(Host) The tension between development and preservation is not a new one. Almost twenty years ago Vermonters had an idea about smart growth that has been both effective and widely copied. Commentator Bill Shutkin has the story as VPR continues to explore Great Thoughts of Vermont.
(Shutkin) A wildlife refuge or affordable housing? A farmfield versus a big box store? A scenic ridge top or an assembly of wind turbines?
These simple couplets describe a few of the signal land use challenges of our time, underlying which are critical trade-offs that go to the core of our definition of a just and sustainable society.
Saving wildlife, farmfields, and ridge tops is about preserving the best of our history and landscape. We resist change, trying to keep things they way they are because they’re good or cherished or because change, in whatever form, can be a scary business.

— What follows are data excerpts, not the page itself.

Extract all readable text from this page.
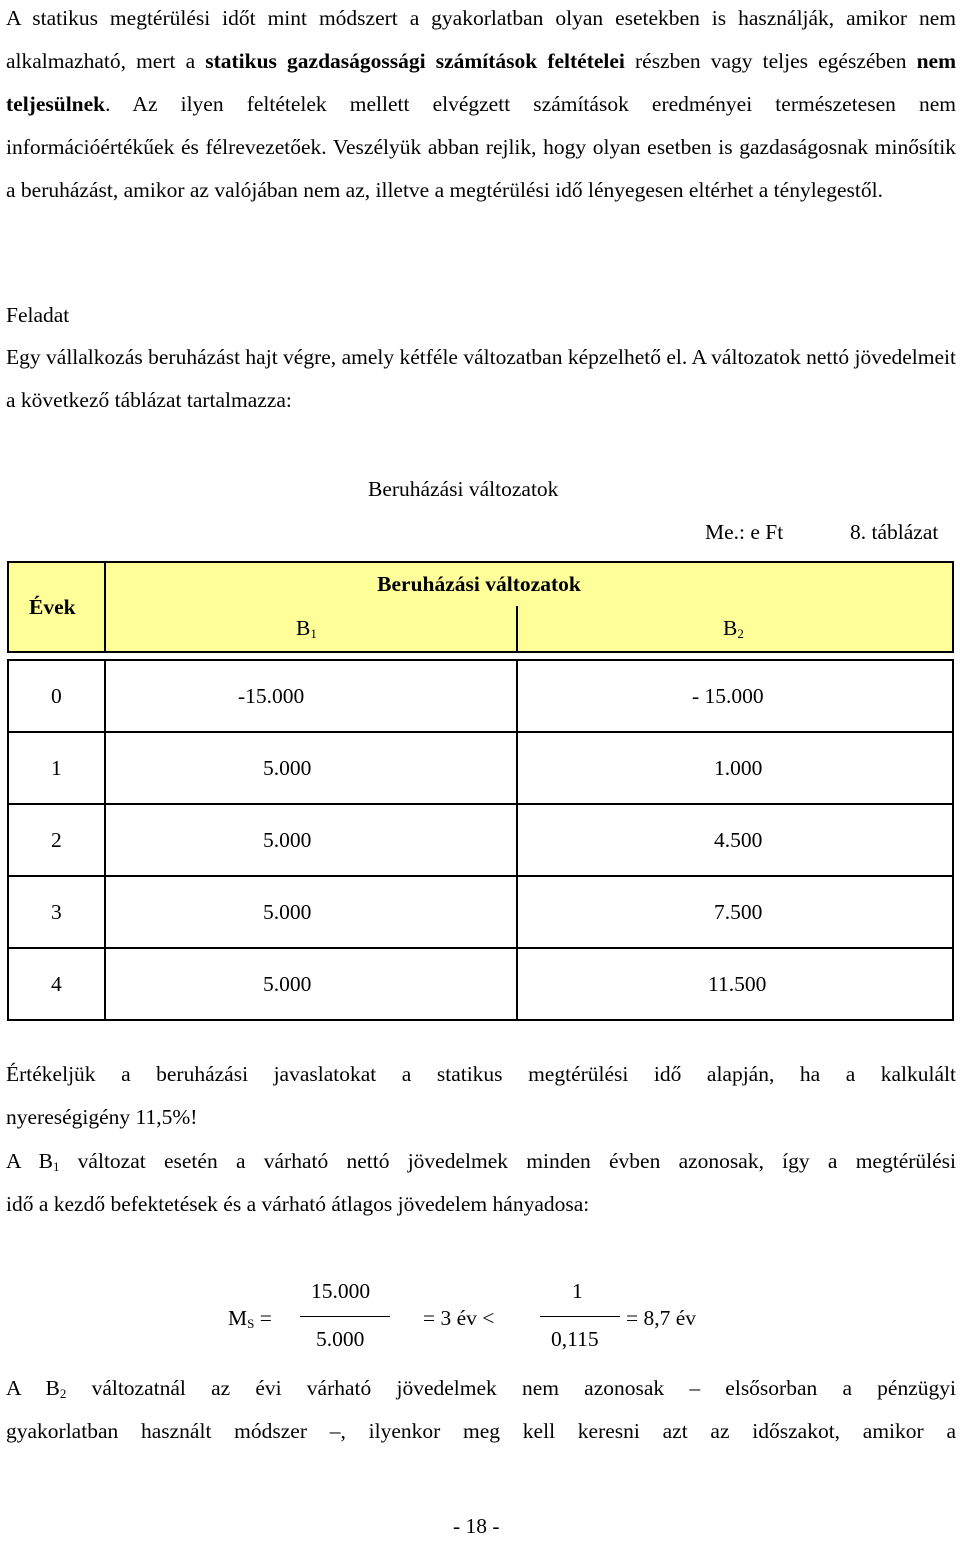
A statikus megtérülési időt mint módszert a gyakorlatban olyan esetekben is használják, amikor nem alkalmazható, mert a statikus gazdaságossági számítások feltételei részben vagy teljes egészében nem teljesülnek. Az ilyen feltételek mellett elvégzett számítások eredményei természetesen nem információértékűek és félrevezetőek. Veszélyük abban rejlik, hogy olyan esetben is gazdaságosnak minősítik a beruházást, amikor az valójában nem az, illetve a megtérülési idő lényegesen eltérhet a ténylegestől.

Feladat

Egy vállalkozás beruházást hajt végre, amely kétféle változatban képzelhető el. A változatok nettó jövedelmeit a következő táblázat tartalmazza:

Beruházási változatok
Me.: e Ft	8. táblázat
Évek	Beruházási változatok	
	$B_1$	$B_2$

0	-15.000	- 15.000
1	5.000	1.000
2	5.000	4.500
3	5.000	7.500
4	5.000	11.500
Értékeljük a beruházási javaslatokat a statikus megtérülési idő alapján, ha a kalkulált
nyereségigény 11,5%!
A $B_1$ változat esetén a várható nettó jövedelmek minden évben azonosak, így a megtérülési
idő a kezdő befektetések és a várható átlagos jövedelem hányadosa:
$M_S$ =
15.000
5.000
= 3 év <
1
0,115
= 8,7 év
A $B_2$ változatnál az évi várható jövedelmek nem azonosak – elsősorban a pénzügyi
gyakorlatban használt módszer –, ilyenkor meg kell keresni azt az időszakot, amikor a
- 18 -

Meanwhile, housing, big box stores and wind turbines, reflect our basic human need to build and not merely to preserve – be it through architecture, or commerce, or science, or public policy.
Here in Vermont, we have an institution that’s simultaneously a saver and a builder. One of a handful of its kind anywhere, the Vermont Housing and Conservation Board is a state-supported funding agency with a unique mandate: to help conserve working farms and other natural and historic resources while supporting affordable housing and community development.
The Board was the brainchild not of a single person but of many – land trusts, affordable housing advocates, historic preservation groups – who came together in 1986 to form the Housing and Conservation Coalition, a smart growth organization before the term was even invented. In 1987, the law establishing the Board was enacted.
Fast forward 17 years, and today the Board has helped conserve over 325,000 acres of Vermont’s countryside while underwriting the construction of roughly 7500 units of perpetually affordable housing. It has also become a national model, borrowed by states like New Jersey and Rhode Island and revered by smart growth advocates across the country.
The Board has been a key player in not just preserving Vermont’s landscapes but creating places in the fullest sense, where nature and culture, past and present, wealthy and low-income are linked together by that one great denominator, the land.
As Gus Seelig, the Board’s Director and one of the visionaries behind its formation, says: “Our goal has been to empower Vermont communities to conserve and develop assets – both homes and land – that would maintain Vermont’s historic pattern of compact village settlement surrounded by a working countryside and thriving communities for Vermonters of all backgrounds and incomes.”
At a time when it seems there’s little room for agreement regarding difficult public policy questions, when local communities and the nation as a whole appear divided – Blue State against Red, us versus them – the Board and its efforts are a beacon of hope. Reaching across different groups and points of view, it is a rare public voice claiming we are all united by the natural resources and community assets that sustain us, by our own common ground.
Even better, it’s actually proving it.
This is Bill Shutkin of Peru.
Bill Shutkin is president of the Orton Family Foundation and a Research Affiliate at MIT. He spoke from our studio at Burr and Burton Academy in Manchester.